Today was yet another uneventful day, but I guess one that I can appreciate? As everyone should know, today was Father's Day. I didn't actually do anything for Papa Chung, which I felt terrible about, but I figured spending the entire day with him would make up for it. So, he, my mother, and I went to his best friend's house in Manhattan. I finally got to see the man my father would always call Alberto and answer the phone with a "Que pasa????" every single time. I expected a very burly and tough looking Greek man, and to my surprise I saw... A regular, middle aged, and slightly balding Greek man. He looked much older than my father, and yet he had a child who was just turning three.
He and his wife were ridiculously hospitable, and I had a fairly nice time. I will admit that I was dying somewhat without my phone (isn't that expected of every modern teenager?), but I think I handled myself pretty well. My visit there put a couple of things in perspective for me...
1. The importance of children. I always say that I want as few kids as possible, and that I would be perfectly fine not having one at all. To be honest, I think that would be a missing chapter in my life. Having a child is something that now appears... necessary. Alberto and Sarah are roughly fifty years old each, and yet they just recently had a child. By the time Esther is in my position three days ago, they will be mistaken as grandparents. That actually makes me sad to think about, but also signifies the importance of bringing life into this world. I'm actually excited to have kids someday. Not in the near future, of course, but perhaps a little earlier than I wanted previously.
2. The excitement of attending college. In the last week, five or seven people on my floor for housing have already added me on facebook. It just all seems so real now. And I'm not hesitating to go for it. I just want to be there already, meeting all of the people who could potentially change my life. Talking about college with Sarah just made me realize that it might be even more of an experience that I ever imagined.

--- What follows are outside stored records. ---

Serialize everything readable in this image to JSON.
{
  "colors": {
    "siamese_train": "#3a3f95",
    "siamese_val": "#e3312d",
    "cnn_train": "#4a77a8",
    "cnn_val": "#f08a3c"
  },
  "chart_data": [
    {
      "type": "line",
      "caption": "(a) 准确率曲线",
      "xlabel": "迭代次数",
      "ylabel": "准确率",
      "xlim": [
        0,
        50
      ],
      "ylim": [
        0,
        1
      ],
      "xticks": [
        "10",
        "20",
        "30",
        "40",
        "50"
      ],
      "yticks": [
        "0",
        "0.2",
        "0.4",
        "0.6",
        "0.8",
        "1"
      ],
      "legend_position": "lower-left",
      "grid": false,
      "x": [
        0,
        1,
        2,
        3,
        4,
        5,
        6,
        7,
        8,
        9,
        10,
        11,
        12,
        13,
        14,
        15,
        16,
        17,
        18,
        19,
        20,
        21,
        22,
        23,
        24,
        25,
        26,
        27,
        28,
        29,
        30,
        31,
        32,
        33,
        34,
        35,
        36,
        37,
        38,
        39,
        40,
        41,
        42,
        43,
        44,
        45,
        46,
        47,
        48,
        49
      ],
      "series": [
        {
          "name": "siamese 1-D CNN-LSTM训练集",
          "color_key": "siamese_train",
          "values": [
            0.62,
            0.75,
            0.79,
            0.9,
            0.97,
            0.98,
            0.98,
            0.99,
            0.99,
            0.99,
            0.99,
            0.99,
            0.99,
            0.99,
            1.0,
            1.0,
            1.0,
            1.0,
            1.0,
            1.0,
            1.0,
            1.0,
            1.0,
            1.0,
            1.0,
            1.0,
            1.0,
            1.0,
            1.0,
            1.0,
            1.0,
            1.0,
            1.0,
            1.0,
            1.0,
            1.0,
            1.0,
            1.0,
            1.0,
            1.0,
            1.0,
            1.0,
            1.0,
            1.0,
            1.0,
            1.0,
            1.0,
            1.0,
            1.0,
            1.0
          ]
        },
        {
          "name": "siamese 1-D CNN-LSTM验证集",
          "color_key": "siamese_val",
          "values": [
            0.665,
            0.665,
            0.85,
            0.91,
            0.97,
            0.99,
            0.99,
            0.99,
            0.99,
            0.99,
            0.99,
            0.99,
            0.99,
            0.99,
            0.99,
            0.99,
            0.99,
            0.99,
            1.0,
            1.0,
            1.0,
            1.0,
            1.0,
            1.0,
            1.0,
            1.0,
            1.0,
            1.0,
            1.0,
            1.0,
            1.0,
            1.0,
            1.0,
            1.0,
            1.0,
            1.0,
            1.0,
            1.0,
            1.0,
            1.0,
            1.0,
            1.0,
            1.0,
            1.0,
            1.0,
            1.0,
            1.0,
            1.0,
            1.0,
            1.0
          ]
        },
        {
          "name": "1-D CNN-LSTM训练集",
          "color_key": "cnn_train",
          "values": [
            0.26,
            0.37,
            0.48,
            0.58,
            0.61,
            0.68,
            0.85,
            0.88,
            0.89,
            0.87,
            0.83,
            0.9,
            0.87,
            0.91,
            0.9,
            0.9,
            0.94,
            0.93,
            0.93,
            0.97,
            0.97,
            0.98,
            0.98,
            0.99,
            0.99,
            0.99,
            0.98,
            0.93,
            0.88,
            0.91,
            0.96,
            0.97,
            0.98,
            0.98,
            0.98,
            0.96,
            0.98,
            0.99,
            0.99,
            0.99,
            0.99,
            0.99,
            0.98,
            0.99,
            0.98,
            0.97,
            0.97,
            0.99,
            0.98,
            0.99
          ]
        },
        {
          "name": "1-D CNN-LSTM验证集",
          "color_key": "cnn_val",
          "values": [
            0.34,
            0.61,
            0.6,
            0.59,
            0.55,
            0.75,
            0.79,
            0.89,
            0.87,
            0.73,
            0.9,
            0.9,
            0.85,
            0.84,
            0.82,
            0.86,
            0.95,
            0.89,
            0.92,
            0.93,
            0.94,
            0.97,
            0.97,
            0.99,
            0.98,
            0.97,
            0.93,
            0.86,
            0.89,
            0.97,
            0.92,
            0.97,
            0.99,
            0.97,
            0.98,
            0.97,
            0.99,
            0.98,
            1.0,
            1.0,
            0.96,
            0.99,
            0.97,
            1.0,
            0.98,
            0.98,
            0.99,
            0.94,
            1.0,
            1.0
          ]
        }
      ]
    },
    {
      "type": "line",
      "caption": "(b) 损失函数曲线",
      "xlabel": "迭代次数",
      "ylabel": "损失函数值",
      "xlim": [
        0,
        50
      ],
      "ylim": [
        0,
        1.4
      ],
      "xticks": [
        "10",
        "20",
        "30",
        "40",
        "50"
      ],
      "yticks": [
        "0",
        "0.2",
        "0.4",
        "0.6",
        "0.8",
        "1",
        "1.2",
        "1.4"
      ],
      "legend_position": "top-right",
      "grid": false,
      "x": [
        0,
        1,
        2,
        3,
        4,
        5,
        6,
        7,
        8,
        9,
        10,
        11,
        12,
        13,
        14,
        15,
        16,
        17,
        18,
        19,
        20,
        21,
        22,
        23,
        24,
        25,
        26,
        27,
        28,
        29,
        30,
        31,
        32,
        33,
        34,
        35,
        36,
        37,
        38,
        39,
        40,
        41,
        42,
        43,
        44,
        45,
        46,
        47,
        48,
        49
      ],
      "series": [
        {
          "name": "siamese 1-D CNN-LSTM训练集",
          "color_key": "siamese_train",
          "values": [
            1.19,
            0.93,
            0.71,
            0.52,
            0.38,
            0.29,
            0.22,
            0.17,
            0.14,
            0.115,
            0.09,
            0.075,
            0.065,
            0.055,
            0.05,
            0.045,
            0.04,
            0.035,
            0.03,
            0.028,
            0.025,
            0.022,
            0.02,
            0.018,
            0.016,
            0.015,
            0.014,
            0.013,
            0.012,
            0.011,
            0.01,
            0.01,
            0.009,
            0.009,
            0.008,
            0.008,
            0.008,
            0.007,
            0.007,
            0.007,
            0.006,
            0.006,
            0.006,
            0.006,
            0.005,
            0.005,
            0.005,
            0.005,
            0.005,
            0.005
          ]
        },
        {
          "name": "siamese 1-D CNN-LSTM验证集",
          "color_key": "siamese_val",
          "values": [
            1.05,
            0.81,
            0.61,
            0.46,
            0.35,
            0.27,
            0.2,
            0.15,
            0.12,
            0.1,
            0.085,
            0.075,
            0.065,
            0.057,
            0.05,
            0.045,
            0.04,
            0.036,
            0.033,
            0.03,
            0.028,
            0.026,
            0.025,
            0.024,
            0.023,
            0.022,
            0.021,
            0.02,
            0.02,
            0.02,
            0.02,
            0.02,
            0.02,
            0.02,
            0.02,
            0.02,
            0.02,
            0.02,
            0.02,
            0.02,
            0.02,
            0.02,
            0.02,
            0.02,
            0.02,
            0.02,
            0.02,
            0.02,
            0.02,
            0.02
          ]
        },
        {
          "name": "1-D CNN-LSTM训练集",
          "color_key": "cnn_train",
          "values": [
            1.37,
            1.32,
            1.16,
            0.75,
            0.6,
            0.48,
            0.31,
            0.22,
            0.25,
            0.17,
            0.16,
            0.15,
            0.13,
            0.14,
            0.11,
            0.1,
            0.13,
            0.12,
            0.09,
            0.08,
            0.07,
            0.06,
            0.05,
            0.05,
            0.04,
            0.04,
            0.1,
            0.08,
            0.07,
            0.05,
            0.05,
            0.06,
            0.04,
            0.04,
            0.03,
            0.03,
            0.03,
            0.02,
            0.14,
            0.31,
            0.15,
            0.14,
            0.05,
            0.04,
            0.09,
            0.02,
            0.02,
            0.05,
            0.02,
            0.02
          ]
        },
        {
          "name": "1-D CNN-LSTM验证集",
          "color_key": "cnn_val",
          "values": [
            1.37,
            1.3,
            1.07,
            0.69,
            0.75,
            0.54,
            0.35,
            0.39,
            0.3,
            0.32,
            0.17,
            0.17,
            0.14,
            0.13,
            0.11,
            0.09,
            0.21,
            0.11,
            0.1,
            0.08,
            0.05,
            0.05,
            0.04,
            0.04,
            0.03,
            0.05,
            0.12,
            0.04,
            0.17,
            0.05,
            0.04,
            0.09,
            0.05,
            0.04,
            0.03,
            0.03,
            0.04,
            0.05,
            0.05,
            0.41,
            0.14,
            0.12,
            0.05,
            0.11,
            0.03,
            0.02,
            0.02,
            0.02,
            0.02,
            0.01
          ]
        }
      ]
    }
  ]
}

3. The epicness that could be this summer. I can't wait for an alcohol/drug induced summer. Talking about getting wasted with one friend and high with another just got me really excited, which is probably a bad sign actually. Still, I just think that the prospects of being so free and wild make it all the more enticing. Clubbing is supposed to be put into that mix, but we shall see about that for now... If anyone wants to join in on these plans, feel free to by the way! Although I doubt anyone reads this so I don't know why I write these =P
On a completely unrelated note... Does anyone else hate going number two in a bathroom that is a part of someone else's house? I honestly try to hold it in if I can, but today I was faced with two options. Try to control your bowel movements for two hours, OR go to the bathroom of your parent's friend's house while no one is looking. I knew I couldn't wait too long, so I did the latter. I felt incredibly satisfied afterwards, but I shudder at the thought. I hate doing things that are so uncomfortable, and for me, doing anything related to pooping/farting in a public environment is something that makes me extremely uncomfortable.
And so, I'm ending this wall post with an upset stomach and strange wishes. Wow. It's 2:38. I need sleep.